“Go—go—quick—you’ll be killed, Barney!” shrieked Valancy, trying to push him away.

Barney dropped on his knees, ghost-white, frantically tearing at her shoe-lace. The knot defied his trembling fingers. He snatched a knife from his pocket and slashed at it. Valancy still strove blindly to push him away. Her mind was full of the hideous thought that Barney was going to be killed. She had no thought for her own danger.

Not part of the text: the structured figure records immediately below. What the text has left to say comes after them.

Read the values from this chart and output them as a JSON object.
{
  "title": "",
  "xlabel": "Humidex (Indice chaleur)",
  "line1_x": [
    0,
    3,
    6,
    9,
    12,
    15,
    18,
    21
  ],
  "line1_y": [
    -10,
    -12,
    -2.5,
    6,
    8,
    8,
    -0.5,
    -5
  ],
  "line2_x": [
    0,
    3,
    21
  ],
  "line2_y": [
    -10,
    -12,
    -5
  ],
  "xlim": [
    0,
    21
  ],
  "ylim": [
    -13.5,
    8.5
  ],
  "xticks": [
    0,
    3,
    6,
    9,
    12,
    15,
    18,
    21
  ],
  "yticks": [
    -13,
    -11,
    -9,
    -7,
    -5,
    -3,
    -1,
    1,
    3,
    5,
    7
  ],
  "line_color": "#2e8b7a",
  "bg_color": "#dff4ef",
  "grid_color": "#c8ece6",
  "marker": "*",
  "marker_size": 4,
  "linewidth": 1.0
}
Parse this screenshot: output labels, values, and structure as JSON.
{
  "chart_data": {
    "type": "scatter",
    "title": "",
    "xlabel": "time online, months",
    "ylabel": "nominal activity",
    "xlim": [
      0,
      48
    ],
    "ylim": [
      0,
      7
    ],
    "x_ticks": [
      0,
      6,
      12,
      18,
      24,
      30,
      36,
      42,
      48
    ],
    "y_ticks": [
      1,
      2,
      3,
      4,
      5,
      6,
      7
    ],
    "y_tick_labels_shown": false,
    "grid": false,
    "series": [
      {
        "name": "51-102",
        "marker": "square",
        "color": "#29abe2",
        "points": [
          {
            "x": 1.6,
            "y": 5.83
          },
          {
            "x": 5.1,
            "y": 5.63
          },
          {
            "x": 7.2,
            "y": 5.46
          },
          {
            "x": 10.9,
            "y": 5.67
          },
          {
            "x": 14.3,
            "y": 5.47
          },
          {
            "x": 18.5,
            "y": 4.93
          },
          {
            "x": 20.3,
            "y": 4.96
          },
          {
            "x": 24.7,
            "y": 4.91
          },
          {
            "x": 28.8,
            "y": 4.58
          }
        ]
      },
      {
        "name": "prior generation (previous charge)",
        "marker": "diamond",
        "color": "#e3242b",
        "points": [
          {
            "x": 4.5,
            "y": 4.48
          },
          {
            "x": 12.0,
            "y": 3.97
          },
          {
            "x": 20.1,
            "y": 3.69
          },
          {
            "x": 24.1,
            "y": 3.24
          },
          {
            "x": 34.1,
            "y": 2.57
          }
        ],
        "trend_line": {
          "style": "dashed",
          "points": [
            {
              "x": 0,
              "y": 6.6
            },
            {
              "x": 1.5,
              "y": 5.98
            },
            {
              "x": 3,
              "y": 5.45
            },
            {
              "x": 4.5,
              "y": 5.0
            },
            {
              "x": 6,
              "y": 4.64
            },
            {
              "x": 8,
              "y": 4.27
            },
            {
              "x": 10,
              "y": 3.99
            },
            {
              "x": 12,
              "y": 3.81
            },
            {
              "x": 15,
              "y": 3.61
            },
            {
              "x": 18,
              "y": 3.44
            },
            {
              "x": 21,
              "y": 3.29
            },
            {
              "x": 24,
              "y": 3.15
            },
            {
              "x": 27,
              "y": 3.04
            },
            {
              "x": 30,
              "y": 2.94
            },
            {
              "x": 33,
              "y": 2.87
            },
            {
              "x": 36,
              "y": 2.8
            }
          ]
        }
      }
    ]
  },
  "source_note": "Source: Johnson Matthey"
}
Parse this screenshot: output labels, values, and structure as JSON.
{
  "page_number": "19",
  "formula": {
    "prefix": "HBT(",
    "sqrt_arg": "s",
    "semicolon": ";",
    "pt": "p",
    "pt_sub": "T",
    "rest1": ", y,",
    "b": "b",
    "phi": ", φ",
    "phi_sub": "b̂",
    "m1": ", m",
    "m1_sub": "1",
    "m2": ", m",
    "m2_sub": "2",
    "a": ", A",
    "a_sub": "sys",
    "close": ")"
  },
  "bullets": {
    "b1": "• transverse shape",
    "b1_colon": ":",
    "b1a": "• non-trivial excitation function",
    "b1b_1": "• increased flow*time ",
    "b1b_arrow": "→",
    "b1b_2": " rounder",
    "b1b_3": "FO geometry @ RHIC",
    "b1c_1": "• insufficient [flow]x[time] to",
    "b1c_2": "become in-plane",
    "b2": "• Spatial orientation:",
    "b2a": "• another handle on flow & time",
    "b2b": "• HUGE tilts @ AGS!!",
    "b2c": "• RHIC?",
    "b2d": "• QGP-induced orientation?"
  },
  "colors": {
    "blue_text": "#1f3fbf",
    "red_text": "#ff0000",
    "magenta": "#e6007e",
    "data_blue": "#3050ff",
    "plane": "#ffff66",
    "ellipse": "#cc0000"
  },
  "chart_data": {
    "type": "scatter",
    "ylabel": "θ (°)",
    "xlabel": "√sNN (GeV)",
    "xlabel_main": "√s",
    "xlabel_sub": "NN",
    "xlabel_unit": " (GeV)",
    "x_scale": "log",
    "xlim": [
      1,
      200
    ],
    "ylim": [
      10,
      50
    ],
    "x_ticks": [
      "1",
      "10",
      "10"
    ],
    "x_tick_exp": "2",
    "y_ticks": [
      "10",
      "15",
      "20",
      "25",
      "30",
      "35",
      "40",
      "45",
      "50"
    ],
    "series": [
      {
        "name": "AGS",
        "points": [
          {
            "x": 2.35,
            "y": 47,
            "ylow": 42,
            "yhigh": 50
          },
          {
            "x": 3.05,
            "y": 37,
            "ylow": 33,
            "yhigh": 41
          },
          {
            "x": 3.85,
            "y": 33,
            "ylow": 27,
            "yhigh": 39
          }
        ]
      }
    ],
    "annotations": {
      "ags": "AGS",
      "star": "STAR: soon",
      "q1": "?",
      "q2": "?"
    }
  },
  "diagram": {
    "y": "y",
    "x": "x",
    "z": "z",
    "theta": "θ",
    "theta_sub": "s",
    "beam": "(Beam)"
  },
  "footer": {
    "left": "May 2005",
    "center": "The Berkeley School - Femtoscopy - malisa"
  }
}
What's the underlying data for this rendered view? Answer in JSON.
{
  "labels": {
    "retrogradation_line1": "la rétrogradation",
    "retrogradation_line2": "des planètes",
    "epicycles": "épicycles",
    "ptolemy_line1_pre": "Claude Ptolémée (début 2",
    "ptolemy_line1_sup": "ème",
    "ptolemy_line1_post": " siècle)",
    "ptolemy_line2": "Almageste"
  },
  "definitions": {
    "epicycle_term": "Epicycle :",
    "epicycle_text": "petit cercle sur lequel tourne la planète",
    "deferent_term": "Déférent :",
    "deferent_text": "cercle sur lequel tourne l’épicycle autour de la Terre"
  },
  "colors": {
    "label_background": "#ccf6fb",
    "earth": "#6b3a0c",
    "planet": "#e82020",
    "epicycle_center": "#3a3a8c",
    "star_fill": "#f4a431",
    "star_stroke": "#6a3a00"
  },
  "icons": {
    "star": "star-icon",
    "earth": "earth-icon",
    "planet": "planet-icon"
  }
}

“Barney—go—go—for God’s sake—go!”

“Never!” muttered Barney between his set teeth. He gave one mad wrench at the lace. As the train thundered around the curve he sprang up and caught Valancy—dragging her clear, leaving the shoe behind her. The wind from the train as it swept by turned to icy cold the streaming perspiration on his face.

“Thank God!” he breathed.

For a moment they stood stupidly staring at each other, two white, shaken, wild-eyed creatures. Then they stumbled over to the little seat at the end of the station-house and dropped on it. Barney buried his face in his hands and said not a word. Valancy sat, staring straight ahead of her with unseeing eyes at the great pine woods, the stumps of the clearing, the long, gleaming rails. There was only one thought in her dazed mind—a thought that seemed to burn it as a shaving of fire might burn her body.

Dr. Trent had told her over a year ago that she had a serious form of heart-disease—that any excitement might be fatal.

If that were so, why was she not dead now? This very minute? She had just experienced as much and as terrible excitement as most people experience in a lifetime, crowded into that endless thirty seconds. Yet she had not died of it. She was not an iota the worse for it. A little wobbly at the knees, as any one would have been; a quicker heart-beat, as any one would have; nothing more.

Why!

Was it possible Dr. Trent had made a mistake?